Fotos: Divulgação / Wathsapp
A situação “caótica” instaurada no município de Pontes e Lacerda (450 km da capital), após a descoberta de uma grande jazida de ouro, tem causado preocupação do Governo do Estado e do Ministério Publico Federal (MPF). Há 20 dias da descoberta, milhares de pessoas foram para o garimpo – e muitos ainda estão indo – considerado ilegal.

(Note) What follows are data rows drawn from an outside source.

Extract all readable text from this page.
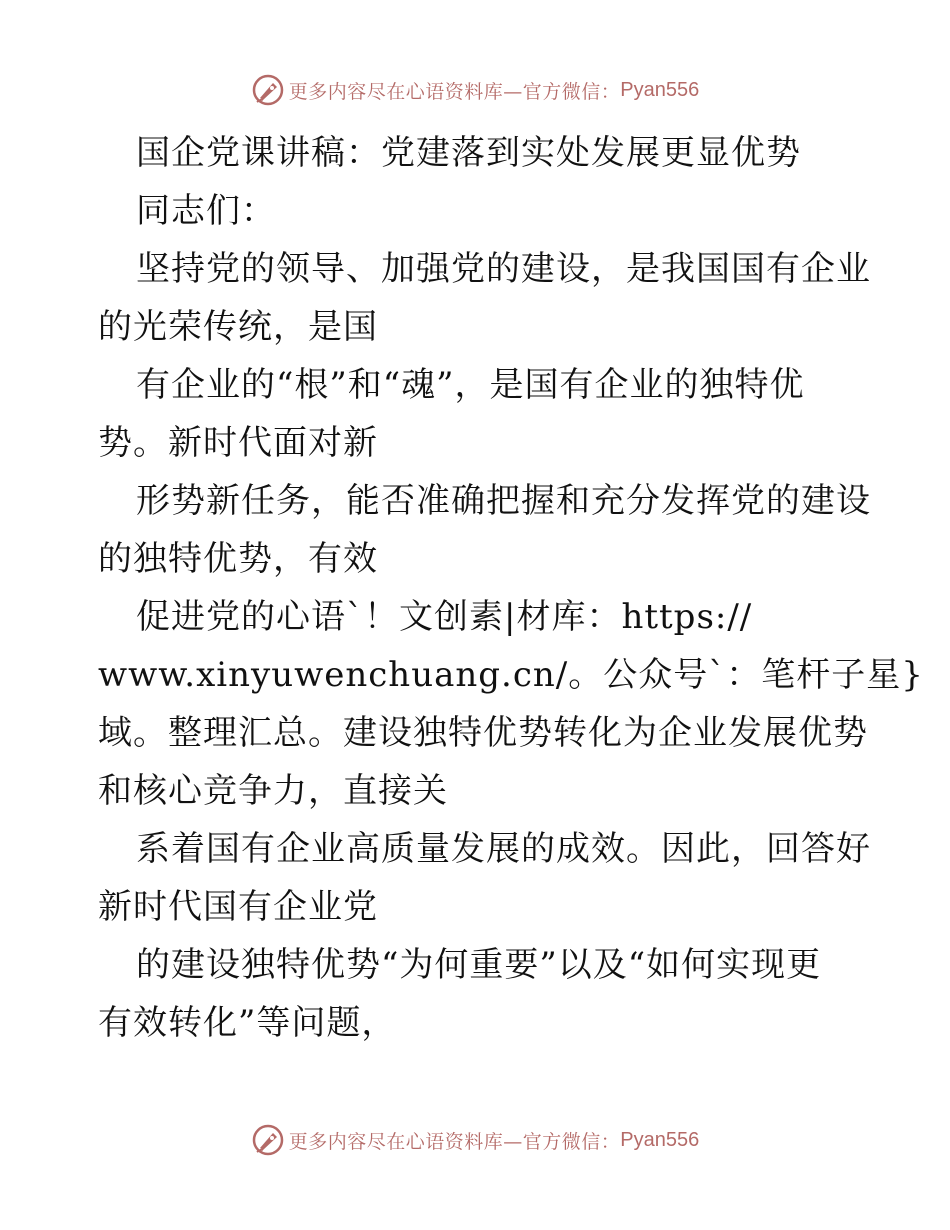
更多内容尽在心语资料库—官方微信： Pyan556
国企党课讲稿：党建落到实处发展更显优势
同志们：
坚持党的领导、加强党的建设，是我国国有企业
的光荣传统，是国
有企业的“根”和“魂”，是国有企业的独特优
势。新时代面对新
形势新任务，能否准确把握和充分发挥党的建设
的独特优势，有效
促进党的心语`！文创素|材库：https://
www.xinyuwenchuang.cn/。公众号`：笔杆子星}
域。整理汇总。建设独特优势转化为企业发展优势
和核心竞争力，直接关
系着国有企业高质量发展的成效。因此，回答好
新时代国有企业党
的建设独特优势“为何重要”以及“如何实现更
有效转化”等问题，
更多内容尽在心语资料库—官方微信： Pyan556
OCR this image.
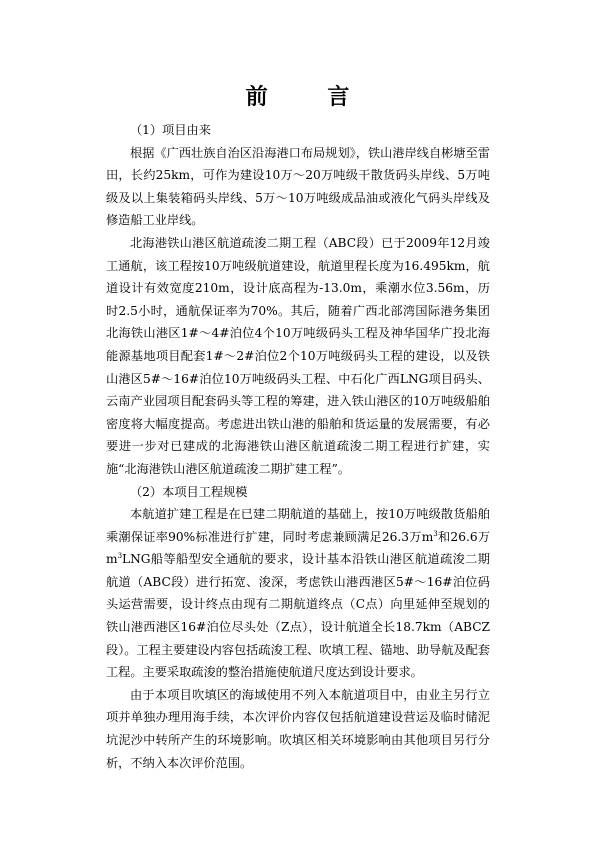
前 言

（1）项目由来

根据《广西壮族自治区沿海港口布局规划》，铁山港岸线自彬塘至雷田，长约25km，可作为建设10万～20万吨级干散货码头岸线、5万吨级及以上集装箱码头岸线、5万～10万吨级成品油或液化气码头岸线及修造船工业岸线。

北海港铁山港区航道疏浚二期工程（ABC段）已于2009年12月竣工通航，该工程按10万吨级航道建设，航道里程长度为16.495km，航道设计有效宽度210m，设计底高程为-13.0m，乘潮水位3.56m，历时2.5小时，通航保证率为70%。其后，随着广西北部湾国际港务集团北海铁山港区1#～4#泊位4个10万吨级码头工程及神华国华广投北海能源基地项目配套1#～2#泊位2个10万吨级码头工程的建设，以及铁山港区5#～16#泊位10万吨级码头工程、中石化广西LNG项目码头、云南产业园项目配套码头等工程的筹建，进入铁山港区的10万吨级船舶密度将大幅度提高。考虑进出铁山港的船舶和货运量的发展需要，有必要进一步对已建成的北海港铁山港区航道疏浚二期工程进行扩建，实施“北海港铁山港区航道疏浚二期扩建工程”。

（2）本项目工程规模

本航道扩建工程是在已建二期航道的基础上，按10万吨级散货船舶乘潮保证率90%标准进行扩建，同时考虑兼顾满足26.3万$m^3$和26.6万$m^3LNG$船等船型安全通航的要求，设计基本沿铁山港区航道疏浚二期航道（ABC段）进行拓宽、浚深，考虑铁山港西港区5#～16#泊位码头运营需要，设计终点由现有二期航道终点（C点）向里延伸至规划的铁山港西港区16#泊位尽头处（Z点），设计航道全长18.7km（ABCZ段）。工程主要建设内容包括疏浚工程、吹填工程、锚地、助导航及配套工程。主要采取疏浚的整治措施使航道尺度达到设计要求。

由于本项目吹填区的海域使用不列入本航道项目中，由业主另行立项并单独办理用海手续，本次评价内容仅包括航道建设营运及临时储泥坑泥沙中转所产生的环境影响。吹填区相关环境影响由其他项目另行分析，不纳入本次评价范围。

Nesta terça-feira (13), o MPF pediu a retirada das pessoas que estão no garimpo. Na ação, a instituição também pede que a Justiça Federal determine, com o suporte da Polícia Militar, Exército e Polícia Federal, o fim de toda atividade de extração de ouro.
Para o Ministério Público Federal em Cáceres, a extração de ouro desenvolvida por centenas de pessoas é ilegal, não há autorização ou licença para lavra emitida pelo Departamento Nacional de Produção Mineral.
A ação civil pública tramita na Justiça Federal em Cáceres e deve ser analisada nos próximos dias.
O Governo do Estado está formulando um plano de ação com relação à exploração do novo garimpo de ouro, a 40 Km de Pontes e Lacerda. Uma vistoria técnica vai ser feita por servidores das superintendências de Licenciamento Ambiental e de Fiscalização da Secretaria de Estado de Meio Ambiente (Sema), juntamente com a Secretaria de Estado de Segurança Pública (Sesp).
O Executivo Estadual vai apurar se existem ações de depredação ambiental, as condições de exploração e se o local está em uma área de proteção ambiental. A secretária de Estado de Meio Ambiente, Ana Luiza Peterlini, ressaltou que o levantamento é fundamental para traçar um plano de ação que impeça possíveis irregularidades.
Os recursos minerais são bens da União, conforme determina o inciso IX do artigo 20 da Constituição da República. A extração sem a devida autorização do órgão fiscalizador constitui dano ao patrimônio da União.
Segundo informações obtidas pela Secretaria de Estado de Desenvolvimento Econômico junto à superintendência do Departamento Nacional, a Mineradora Santa Elina requereu autorização, em 1991, para realizar pesquisa em uma área de seis mil hectares, mas ainda não obteve a licença, que é dada pelo próprio DNPM e também pelo Conselho de Defesa Nacional por estar localizada em Pontes e Lacerda, município da região de fronteira com a Bolívia.
Ainda segundo a superintendência do DNPM, antes das autorizações dos dois órgãos é necessário que o Incra se manifeste a respeito da compatibilidade de se manter atividade mineral na área, pois lá existe um projeto de assentamento do instituto.
Apenas na fase de exploração é que a empresa deverá solicitar licença ambiental à Secretaria de Estado de Meio Ambiente (Sema), onde cabe ao Executivo Estadual atuar.
Segundo a Sedec, a Companhia Mato-grossense de Mineração (Metamat) tem no atual escopo ser uma empresa de pesquisa e exploração e que a pasta está elaborando minuta para transformá-la no Serviço Geológico Estadual, com o objetivo de ser um ente gerador de dados e informações geológicas que sirvam como base para prospecção, planejamento, gestão e exploração da atividade por investidores privados.